Trump versus the media: The problem of two unreliable narrators

No shortage of media outlets rushed to declare Trump’s executive order is unconstitutional. The president traditionally has had a lot of latitude on immigration policy, and contra activist judges, the arguments that the executive order is legal are pretty strong. Nonetheless, plenty of people on the right have issues with what the policy actually does, apart from overwrought questions of legality. But the narrow debate over the practical consequences of an immigration executive order has been swept aside in favor of an overly ambitious attempt to delegitimize Trump. By attacking Trump’s broad authority as president, rather than his specific actions, we’re having a debate over whom to believe: Trump or the media.

Blogger Allahpundit recently remarked, “American politics increasingly feels like a novel whose events are retold by two unreliable narrators, Trump being one and the media being the other.
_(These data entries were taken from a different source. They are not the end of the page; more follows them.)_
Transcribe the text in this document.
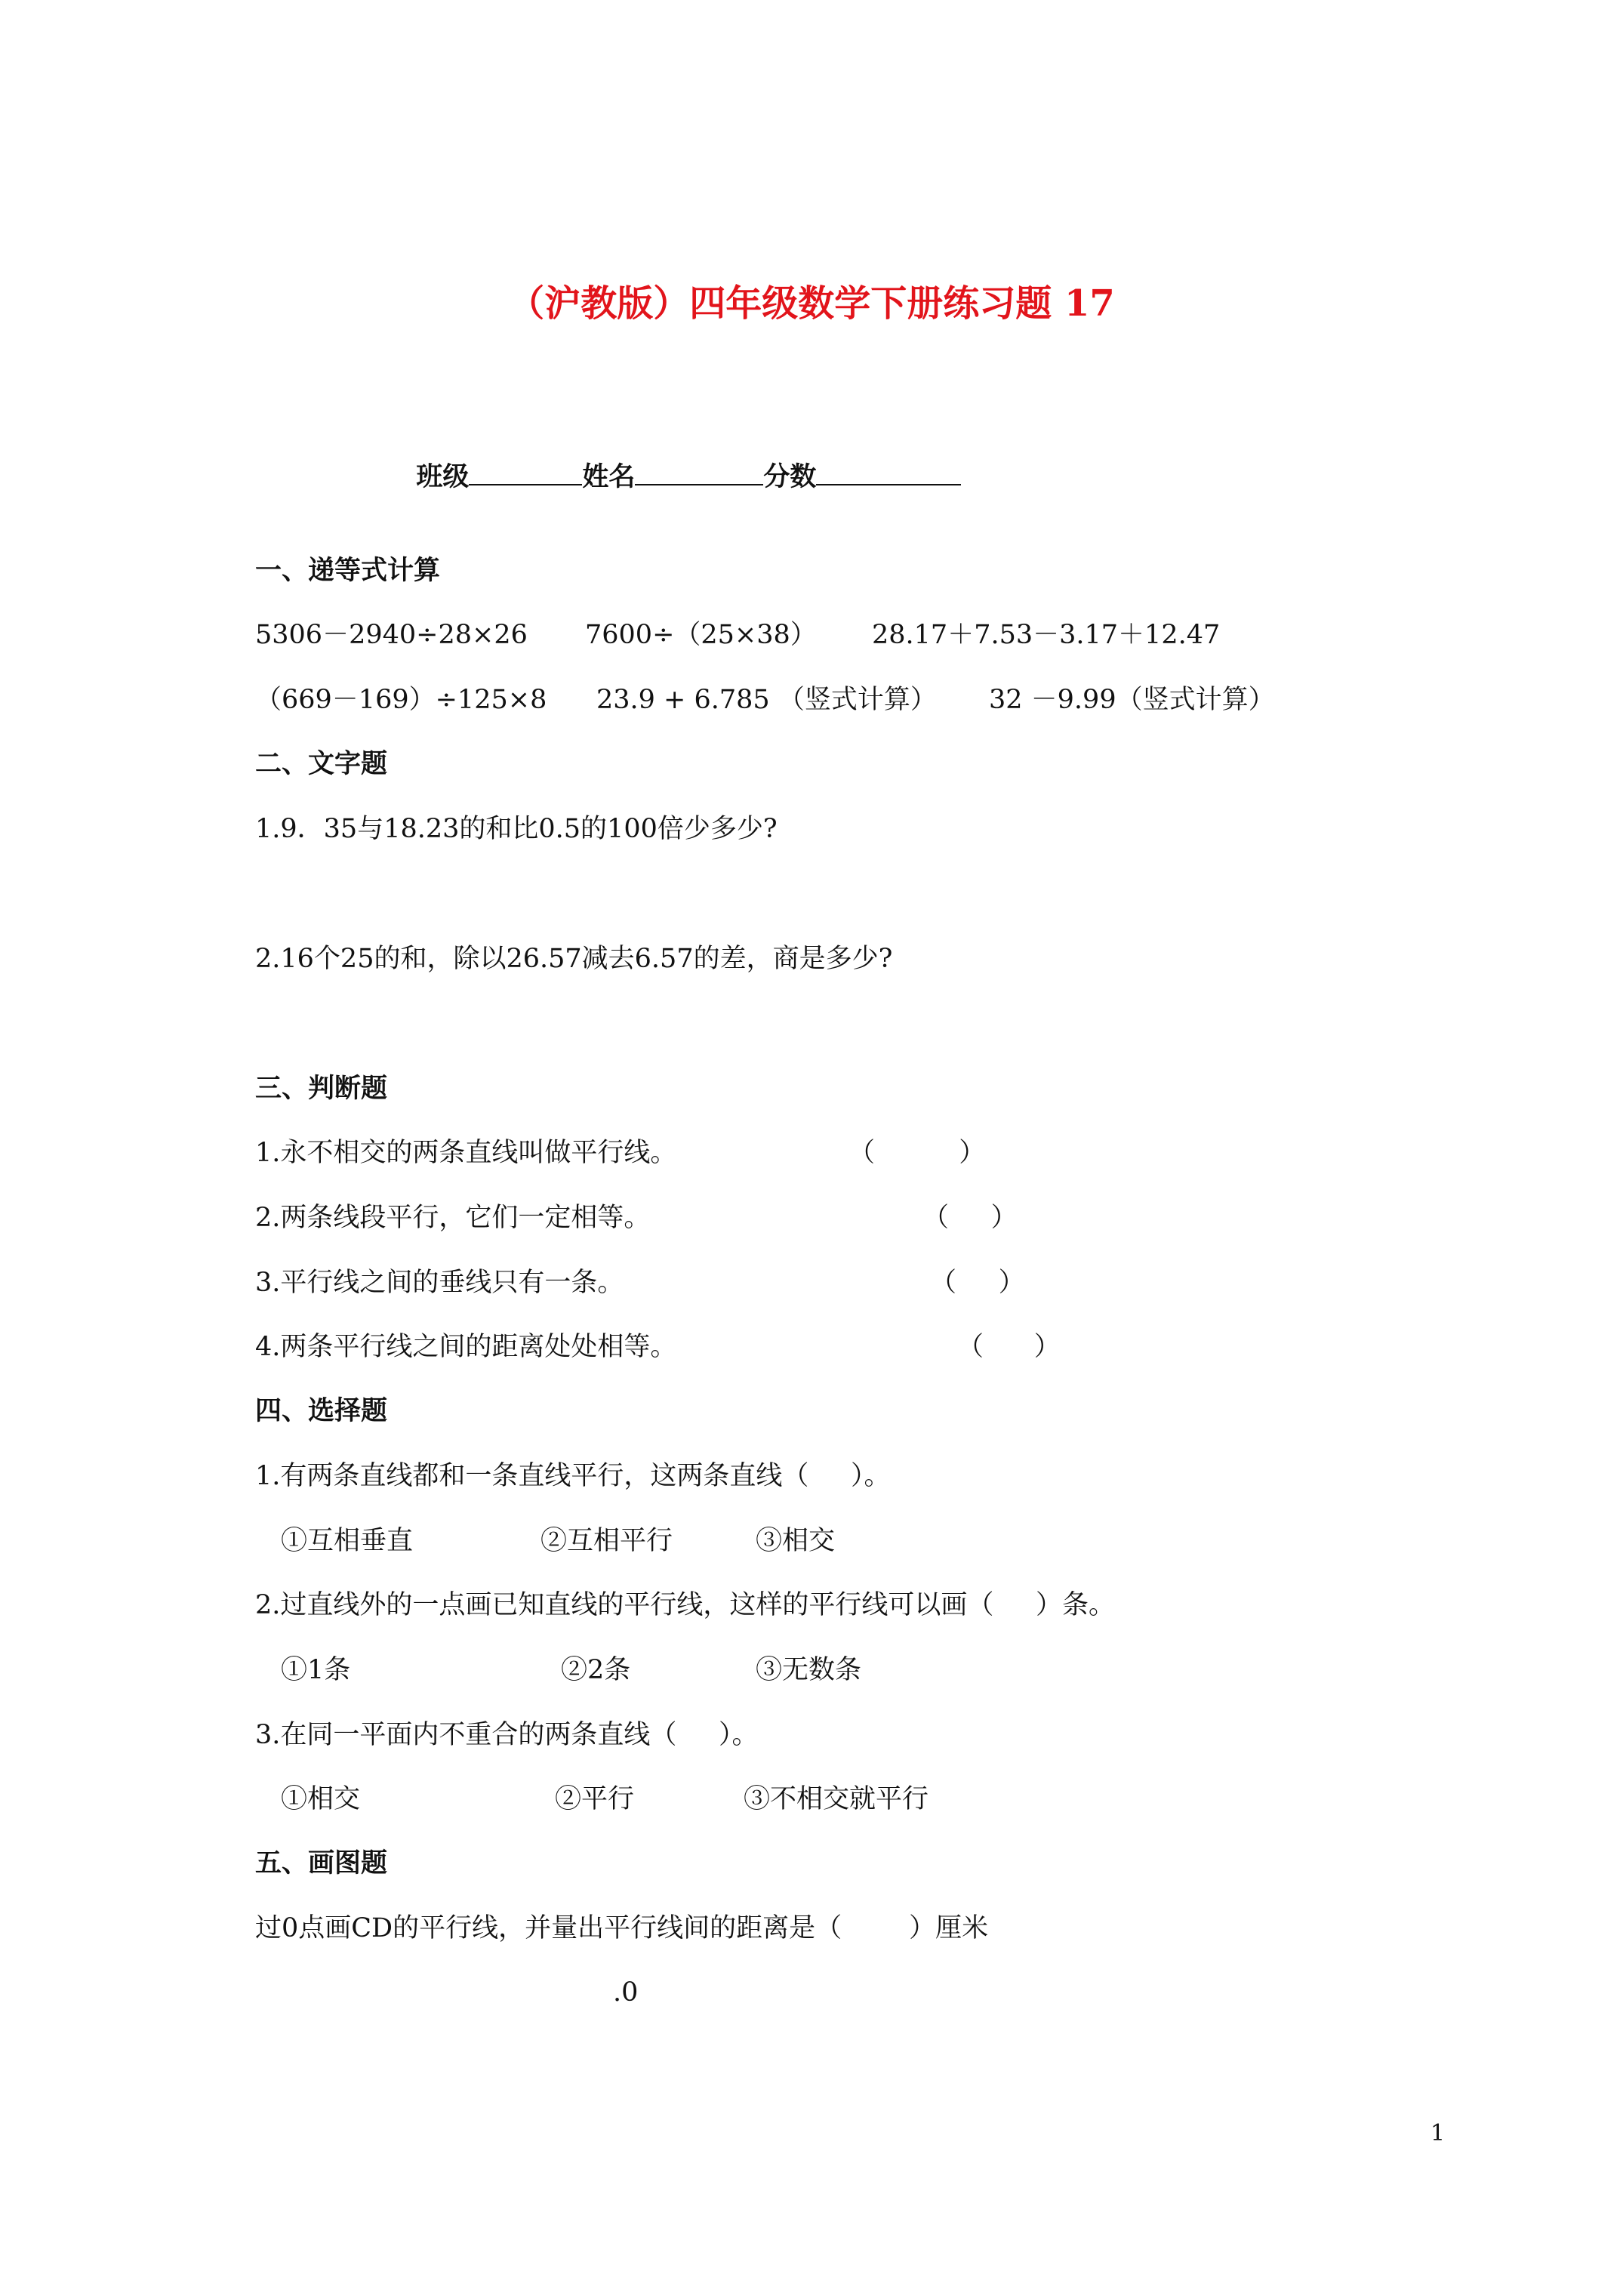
（沪教版）四年级数学下册练习题 17

班级	姓名	分数

一、递等式计算
5306－2940÷28×26 7600÷（25×38） 28.17＋7.53－3.17＋12.47
（669－169）÷125×8 23.9 + 6.785 （竖式计算） 32 －9.99（竖式计算）
二、文字题
1.9．35与18.23的和比0.5的100倍少多少?
2.16个25的和，除以26.57减去6.57的差，商是多少?
三、判断题
1.永不相交的两条直线叫做平行线。	（          ）
2.两条线段平行，它们一定相等。	（     ）
3.平行线之间的垂线只有一条。	（     ）
4.两条平行线之间的距离处处相等。	（      ）
四、选择题
1.有两条直线都和一条直线平行，这两条直线（     ）。
①互相垂直	②互相平行	③相交
2.过直线外的一点画已知直线的平行线，这样的平行线可以画（     ）条。
①1条	②2条	③无数条
3.在同一平面内不重合的两条直线（     ）。
①相交	②平行	③不相交就平行
五、画图题
过0点画CD的平行线，并量出平行线间的距离是（        ）厘米
.0
1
The truth, or something close to it, is in there somewhere between the two of them.”…

Kirchick is exactly right. When both the person in power and his critics on the outside are both perceived as lacking credibility, the person in power is likely to come out on top. The media need to stop asking, “Can he do that?” at every turn, and start asking “Should he do that?” If the media earnestly seek honest answers, they can recover some credibility and the balance of power to sway public opinion in their favor. If Trump ultimately proves to be a dangerous demagogue, simply reporting the facts is the only way put him in his place and hold him accountable.